The Challenge for Third-Party Candidates

    The first presidential debate of the election season was met with the expected responses: some viewers reacted negatively to Trump, some to Clinton, and many to both candidates. A lot of Americans have expressed that this election feels essentially like choosing the lesser of two evils. But the sadder reality is that these two “evils” have already been chosen to represent their political parties.

Many have complained that neither of the candidates are “sane” choices, and that if a candidate were anyone else but these two, then the voting decision would be a no-brainer. But how badly does America want this third choice? There have been alternatives to Clinton and Trump throughout the election. At first these alternatives existed within the big political parties, such as senators Ted Cruz and Bernie Sanders, the latter of whom was met with great popularity. Once the nominations were decided, however, there still remained third-party candidates, notably Gary Johnson of the Libertarian Party and Jill Stein of the Green Party. The “sane” choices have been available to the American public, but the election season has followed a course that led to last Monday night regardless.

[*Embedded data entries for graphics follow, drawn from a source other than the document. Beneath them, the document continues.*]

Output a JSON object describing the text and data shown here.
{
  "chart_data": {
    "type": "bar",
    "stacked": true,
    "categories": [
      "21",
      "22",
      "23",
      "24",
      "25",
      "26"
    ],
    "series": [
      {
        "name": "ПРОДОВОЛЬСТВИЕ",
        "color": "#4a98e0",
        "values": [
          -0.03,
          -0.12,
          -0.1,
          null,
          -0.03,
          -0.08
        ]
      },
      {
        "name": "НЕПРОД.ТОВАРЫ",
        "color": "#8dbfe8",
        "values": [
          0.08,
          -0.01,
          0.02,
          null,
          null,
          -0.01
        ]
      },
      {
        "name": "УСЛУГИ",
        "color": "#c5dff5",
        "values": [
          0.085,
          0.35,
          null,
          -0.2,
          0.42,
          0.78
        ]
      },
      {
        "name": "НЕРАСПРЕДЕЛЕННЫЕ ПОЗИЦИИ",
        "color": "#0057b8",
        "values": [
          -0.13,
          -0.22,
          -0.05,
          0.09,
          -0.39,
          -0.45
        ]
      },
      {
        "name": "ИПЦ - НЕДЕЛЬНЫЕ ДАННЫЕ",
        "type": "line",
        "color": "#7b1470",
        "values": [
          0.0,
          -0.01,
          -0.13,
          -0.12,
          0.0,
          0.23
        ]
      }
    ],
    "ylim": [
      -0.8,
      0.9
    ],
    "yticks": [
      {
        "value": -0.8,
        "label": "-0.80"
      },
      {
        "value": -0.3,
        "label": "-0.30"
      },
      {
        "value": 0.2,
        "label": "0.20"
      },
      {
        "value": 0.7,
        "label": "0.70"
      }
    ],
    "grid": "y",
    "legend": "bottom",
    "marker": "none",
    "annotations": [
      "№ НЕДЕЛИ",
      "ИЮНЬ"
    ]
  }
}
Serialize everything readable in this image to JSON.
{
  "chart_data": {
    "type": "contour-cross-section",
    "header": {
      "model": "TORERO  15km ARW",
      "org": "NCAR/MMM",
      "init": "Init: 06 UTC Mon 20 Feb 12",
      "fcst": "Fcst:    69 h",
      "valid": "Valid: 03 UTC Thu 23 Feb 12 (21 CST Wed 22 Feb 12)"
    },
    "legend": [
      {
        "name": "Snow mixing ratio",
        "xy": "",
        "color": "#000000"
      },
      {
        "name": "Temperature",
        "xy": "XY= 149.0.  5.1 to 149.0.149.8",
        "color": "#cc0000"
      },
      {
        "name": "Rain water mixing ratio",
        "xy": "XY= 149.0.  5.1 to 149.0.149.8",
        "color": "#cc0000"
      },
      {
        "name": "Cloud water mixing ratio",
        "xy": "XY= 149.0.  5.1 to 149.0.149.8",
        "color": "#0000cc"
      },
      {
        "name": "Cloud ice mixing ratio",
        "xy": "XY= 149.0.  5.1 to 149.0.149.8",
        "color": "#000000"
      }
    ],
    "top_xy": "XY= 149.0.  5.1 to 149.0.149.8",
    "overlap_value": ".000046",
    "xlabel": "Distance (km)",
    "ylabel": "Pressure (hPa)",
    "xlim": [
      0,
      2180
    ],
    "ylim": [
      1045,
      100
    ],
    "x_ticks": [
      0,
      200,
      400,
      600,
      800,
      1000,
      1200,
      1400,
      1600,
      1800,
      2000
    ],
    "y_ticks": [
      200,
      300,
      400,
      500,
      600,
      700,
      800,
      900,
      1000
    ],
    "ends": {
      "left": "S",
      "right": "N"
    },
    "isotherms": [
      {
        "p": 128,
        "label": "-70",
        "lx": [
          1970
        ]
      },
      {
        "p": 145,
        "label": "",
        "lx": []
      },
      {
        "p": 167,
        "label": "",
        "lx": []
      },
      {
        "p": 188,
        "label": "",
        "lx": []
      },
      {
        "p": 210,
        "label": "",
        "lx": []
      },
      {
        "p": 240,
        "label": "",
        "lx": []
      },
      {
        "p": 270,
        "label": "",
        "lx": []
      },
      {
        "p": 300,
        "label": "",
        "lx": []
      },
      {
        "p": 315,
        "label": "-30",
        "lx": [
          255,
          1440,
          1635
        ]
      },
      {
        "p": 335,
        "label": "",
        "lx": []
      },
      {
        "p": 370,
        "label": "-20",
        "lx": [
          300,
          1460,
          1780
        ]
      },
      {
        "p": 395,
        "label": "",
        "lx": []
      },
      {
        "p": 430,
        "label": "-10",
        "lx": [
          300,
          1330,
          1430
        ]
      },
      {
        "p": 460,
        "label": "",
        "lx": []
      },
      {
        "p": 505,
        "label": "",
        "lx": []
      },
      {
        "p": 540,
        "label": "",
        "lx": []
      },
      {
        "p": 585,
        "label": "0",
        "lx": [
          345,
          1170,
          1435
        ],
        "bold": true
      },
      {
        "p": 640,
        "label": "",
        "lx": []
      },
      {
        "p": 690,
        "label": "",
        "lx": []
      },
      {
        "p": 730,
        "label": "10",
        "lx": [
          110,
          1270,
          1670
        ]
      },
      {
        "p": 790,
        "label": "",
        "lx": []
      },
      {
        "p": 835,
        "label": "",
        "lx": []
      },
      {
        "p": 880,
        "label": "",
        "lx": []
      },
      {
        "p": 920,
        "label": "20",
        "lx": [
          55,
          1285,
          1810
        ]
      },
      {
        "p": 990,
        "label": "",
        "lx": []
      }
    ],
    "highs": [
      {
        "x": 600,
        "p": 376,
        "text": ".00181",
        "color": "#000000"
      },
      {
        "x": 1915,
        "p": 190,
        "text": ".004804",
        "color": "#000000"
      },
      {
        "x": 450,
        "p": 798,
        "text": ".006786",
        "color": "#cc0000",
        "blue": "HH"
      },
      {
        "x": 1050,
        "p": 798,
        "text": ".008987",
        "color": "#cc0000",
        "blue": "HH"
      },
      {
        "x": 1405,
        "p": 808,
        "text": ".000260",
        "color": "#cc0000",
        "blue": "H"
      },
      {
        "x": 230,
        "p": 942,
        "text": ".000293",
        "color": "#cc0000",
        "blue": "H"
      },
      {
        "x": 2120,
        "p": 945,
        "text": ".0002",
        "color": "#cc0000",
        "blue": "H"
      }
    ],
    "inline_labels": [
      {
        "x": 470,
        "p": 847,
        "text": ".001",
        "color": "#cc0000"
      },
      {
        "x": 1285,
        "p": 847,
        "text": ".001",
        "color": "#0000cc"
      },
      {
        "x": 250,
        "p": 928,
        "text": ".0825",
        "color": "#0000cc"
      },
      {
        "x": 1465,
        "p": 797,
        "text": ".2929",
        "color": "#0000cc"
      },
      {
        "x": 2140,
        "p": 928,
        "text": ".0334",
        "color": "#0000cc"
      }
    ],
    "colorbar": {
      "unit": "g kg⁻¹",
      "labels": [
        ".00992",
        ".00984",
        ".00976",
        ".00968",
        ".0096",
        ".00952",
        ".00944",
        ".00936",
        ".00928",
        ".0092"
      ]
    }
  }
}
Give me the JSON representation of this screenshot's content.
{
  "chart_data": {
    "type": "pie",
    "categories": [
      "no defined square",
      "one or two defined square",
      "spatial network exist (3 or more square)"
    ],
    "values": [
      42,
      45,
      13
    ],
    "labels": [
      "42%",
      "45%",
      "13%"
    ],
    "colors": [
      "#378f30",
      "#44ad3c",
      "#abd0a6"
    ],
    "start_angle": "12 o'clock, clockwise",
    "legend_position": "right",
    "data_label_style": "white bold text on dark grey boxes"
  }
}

To what can this failure to get a third candidate on the debate stage be attributed? For many voters, a common rationale is not wanting to “throw their vote away,” meaning that if they vote for someone besides a major candidate, the opposing party gains a slight edge from that misplaced vote. This is not wholly unfounded, as something similar happened in 1912, when Theodore Roosevelt formed the Progressive Party to run against the Republican nominee, William Howard Taft. This pulled votes away from Taft over to Roosevelt, but not enough from the Democratic party to prevent Woodrow Wilson from winning the election instead. It is understandable that current voters would want to avoid such an ironic turn of events. But the irony this year is that this pervasive fear has led to even worse candidates than one might have thought possible by “playing it safe” with his or her vote. This doesn’t explain, however, why third-party candidates can’t do well in polls, when less is at stake.

On the other hand, the rules have never been kind to third-party candidates. Despite appearing in every election and often amassing popular followings amongst disenfranchised voters, they have almost never made it to the debate stage. John Anderson did in 1980, and Ross Perot did in 1992—over 20 years ago. It does not come as a surprise to hear that these candidates do not receive big press coverage, often because big media seeks to support one major party or the other. It would not be unfair to blame part of these third-party candidates’ lack of success on not being given the opportunity, indeed, the visibility, to achieve success. Johnson’s campaign came very close. He was on the ballot in all 50 states, which was one of the requirements to participate in the presidential debates, but he did not meet the other requirement; the Commission on Presidential Debates states a candidate must gain 15% support on five national polls—Johnson managed 11%.

Whether the rules are too tough so that third-party candidates can’t make headway, or whether voters are more likely to approve of major party candidates (or just not participate in polls at all), it’s hard to say. But what is clear is that votes can make a difference, and although it is too late to get Johnson or Stein into the debates, it is still imperative that those who can vote do so and influence the country’s future.